Los estudios citados por los investigadores señalan que el colapso de la plataforma tendría un impacto inferior al milímetro en el corto plazo. Sin embargo, la cuenca completa del glaciar Petermann contiene suficiente hielo como para representar un potencial de aproximadamente 38 centímetros de aumento global del nivel del mar, si llegara a perderse completamente.
Podrían desprenderse bloques todavía mayores
El desprendimiento de agosto podría no ser el último. Los científicos identificaron otras dos masas de hielo que permanecen conectadas al glaciar y que presentan áreas estimadas de 97 y 87 kilómetros cuadrados, respectivamente.

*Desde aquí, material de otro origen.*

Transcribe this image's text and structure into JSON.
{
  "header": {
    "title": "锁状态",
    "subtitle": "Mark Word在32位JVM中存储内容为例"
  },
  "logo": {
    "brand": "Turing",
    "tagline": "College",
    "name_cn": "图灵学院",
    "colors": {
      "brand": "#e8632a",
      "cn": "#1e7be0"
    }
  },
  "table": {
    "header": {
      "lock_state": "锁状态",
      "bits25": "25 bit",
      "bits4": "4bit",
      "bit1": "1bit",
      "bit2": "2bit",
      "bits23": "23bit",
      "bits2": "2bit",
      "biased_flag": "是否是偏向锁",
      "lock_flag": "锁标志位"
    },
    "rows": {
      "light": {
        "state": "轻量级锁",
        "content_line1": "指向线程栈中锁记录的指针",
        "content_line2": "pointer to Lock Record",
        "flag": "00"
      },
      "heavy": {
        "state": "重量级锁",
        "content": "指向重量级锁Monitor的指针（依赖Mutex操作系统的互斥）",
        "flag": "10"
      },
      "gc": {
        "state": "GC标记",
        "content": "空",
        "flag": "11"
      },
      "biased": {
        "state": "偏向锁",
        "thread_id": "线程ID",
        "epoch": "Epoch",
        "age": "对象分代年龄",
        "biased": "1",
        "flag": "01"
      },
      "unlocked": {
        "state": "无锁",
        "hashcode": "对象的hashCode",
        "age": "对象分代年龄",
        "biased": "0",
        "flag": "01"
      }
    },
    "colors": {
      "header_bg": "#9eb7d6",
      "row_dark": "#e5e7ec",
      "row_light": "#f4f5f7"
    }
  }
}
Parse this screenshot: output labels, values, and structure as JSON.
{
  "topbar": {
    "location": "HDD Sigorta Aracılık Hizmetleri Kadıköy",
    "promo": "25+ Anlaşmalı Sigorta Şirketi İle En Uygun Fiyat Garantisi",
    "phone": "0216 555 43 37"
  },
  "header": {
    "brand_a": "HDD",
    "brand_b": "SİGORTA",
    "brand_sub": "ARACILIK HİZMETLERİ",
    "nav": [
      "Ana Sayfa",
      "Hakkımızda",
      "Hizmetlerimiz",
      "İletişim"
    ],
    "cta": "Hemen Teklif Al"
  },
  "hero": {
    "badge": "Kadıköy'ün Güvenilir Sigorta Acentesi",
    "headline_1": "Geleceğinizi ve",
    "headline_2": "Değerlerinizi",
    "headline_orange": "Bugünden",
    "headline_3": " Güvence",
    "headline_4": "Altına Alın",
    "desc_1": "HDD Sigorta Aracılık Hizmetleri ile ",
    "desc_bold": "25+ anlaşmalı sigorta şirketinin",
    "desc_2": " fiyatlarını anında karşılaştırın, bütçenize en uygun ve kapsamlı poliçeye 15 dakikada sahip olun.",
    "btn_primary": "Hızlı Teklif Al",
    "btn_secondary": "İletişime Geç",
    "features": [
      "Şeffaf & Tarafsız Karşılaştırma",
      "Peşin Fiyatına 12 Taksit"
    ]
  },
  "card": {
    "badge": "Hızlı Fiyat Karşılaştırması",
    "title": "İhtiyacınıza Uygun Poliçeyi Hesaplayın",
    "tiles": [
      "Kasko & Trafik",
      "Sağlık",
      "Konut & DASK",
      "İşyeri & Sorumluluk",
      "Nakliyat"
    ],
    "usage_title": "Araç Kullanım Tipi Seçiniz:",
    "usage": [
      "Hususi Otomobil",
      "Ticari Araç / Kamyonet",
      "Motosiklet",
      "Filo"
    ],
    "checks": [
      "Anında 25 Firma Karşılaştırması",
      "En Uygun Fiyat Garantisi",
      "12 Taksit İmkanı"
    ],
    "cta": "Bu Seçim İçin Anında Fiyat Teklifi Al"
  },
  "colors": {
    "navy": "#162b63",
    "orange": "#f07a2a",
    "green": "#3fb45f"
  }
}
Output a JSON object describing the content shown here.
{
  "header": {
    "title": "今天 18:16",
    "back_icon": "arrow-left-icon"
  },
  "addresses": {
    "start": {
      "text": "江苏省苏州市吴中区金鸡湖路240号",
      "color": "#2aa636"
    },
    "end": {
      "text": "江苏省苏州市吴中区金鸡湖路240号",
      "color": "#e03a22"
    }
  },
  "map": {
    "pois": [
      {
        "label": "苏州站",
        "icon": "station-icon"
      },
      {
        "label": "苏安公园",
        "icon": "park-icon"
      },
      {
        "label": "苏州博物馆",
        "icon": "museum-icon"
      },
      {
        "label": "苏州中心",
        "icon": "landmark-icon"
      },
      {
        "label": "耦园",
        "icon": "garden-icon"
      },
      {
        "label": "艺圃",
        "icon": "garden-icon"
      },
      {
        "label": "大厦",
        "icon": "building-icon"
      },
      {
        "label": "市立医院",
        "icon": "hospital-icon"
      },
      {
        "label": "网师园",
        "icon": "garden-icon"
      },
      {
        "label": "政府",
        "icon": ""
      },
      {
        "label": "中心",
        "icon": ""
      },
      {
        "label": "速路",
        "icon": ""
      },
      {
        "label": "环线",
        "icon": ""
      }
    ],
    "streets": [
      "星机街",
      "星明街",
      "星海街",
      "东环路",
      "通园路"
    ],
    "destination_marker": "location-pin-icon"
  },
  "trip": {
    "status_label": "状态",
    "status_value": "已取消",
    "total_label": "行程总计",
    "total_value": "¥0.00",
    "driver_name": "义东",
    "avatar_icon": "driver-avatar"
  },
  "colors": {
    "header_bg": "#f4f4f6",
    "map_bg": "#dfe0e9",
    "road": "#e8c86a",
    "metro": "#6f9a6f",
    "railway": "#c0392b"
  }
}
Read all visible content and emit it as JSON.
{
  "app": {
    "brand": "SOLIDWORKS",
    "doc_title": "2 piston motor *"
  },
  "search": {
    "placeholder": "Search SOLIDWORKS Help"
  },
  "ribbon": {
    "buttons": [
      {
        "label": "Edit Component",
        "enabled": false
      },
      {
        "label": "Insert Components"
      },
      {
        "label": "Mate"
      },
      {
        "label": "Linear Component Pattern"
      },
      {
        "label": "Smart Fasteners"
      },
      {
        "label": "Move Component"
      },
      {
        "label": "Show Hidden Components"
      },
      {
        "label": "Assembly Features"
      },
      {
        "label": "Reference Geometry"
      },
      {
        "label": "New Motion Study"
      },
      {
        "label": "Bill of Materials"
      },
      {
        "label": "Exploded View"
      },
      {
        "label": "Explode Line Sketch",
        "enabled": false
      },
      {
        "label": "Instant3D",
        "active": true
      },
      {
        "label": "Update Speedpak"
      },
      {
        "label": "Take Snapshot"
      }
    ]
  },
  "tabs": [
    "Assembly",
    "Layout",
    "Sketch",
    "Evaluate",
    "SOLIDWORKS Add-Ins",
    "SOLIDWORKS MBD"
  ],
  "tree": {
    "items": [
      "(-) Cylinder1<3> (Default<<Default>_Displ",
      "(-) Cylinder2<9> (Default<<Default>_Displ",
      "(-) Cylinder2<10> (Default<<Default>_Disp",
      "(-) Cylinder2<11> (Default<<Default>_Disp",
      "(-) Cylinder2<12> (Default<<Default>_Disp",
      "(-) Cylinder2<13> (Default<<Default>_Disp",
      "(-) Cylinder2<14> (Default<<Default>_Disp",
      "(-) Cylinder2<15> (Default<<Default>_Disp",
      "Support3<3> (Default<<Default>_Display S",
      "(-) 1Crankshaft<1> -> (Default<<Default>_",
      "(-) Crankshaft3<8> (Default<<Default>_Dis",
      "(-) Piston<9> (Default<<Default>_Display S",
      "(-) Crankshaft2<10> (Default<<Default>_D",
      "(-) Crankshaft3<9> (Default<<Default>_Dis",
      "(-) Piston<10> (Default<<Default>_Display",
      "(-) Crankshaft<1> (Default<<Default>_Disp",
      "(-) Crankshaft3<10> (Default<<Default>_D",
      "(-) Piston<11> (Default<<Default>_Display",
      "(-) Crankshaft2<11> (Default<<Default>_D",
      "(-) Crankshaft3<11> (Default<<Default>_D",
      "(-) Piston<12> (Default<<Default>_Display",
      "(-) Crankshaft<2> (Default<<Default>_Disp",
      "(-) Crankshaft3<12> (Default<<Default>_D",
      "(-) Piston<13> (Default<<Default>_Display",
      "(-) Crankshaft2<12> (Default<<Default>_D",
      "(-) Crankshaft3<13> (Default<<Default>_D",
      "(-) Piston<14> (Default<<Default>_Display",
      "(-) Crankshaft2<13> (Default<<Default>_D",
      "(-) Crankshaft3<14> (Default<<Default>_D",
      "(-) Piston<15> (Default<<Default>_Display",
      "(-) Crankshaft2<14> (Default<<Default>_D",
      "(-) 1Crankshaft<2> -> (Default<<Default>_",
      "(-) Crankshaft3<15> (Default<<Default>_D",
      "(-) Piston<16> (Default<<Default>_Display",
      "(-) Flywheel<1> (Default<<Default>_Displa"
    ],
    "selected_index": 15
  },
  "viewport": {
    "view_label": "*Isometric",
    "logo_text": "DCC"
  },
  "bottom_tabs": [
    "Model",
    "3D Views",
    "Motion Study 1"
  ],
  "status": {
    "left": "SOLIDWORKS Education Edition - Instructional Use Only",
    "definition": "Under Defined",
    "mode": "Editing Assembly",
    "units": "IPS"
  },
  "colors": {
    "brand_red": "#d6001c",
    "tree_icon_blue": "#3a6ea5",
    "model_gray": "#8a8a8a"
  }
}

Ambas superarían el tamaño del bloque que acaba de separarse.
El fenómeno también representa una oportunidad para estudiar el comportamiento de los grandes icebergs tabulares en el Ártico, donde este tipo de estructuras es menos frecuente que en el Océano Austral.
El Servicio Canadiense de Hielo continuará siguiendo el desplazamiento del bloque, que podría permanecer durante años en el océano mientras se fragmenta progresivamente. Las imágenes satelitales permitirán a los investigadores analizar su trayectoria, evolución y posibles efectos sobre las rutas marítimas.
El monitoreo internacional reúne a científicos de Canadá y Reino Unido, además de organismos como la Agencia Espacial Europea, que utiliza la información de Sentinel-1 para observar en detalle los cambios que experimentan los glaciares polares.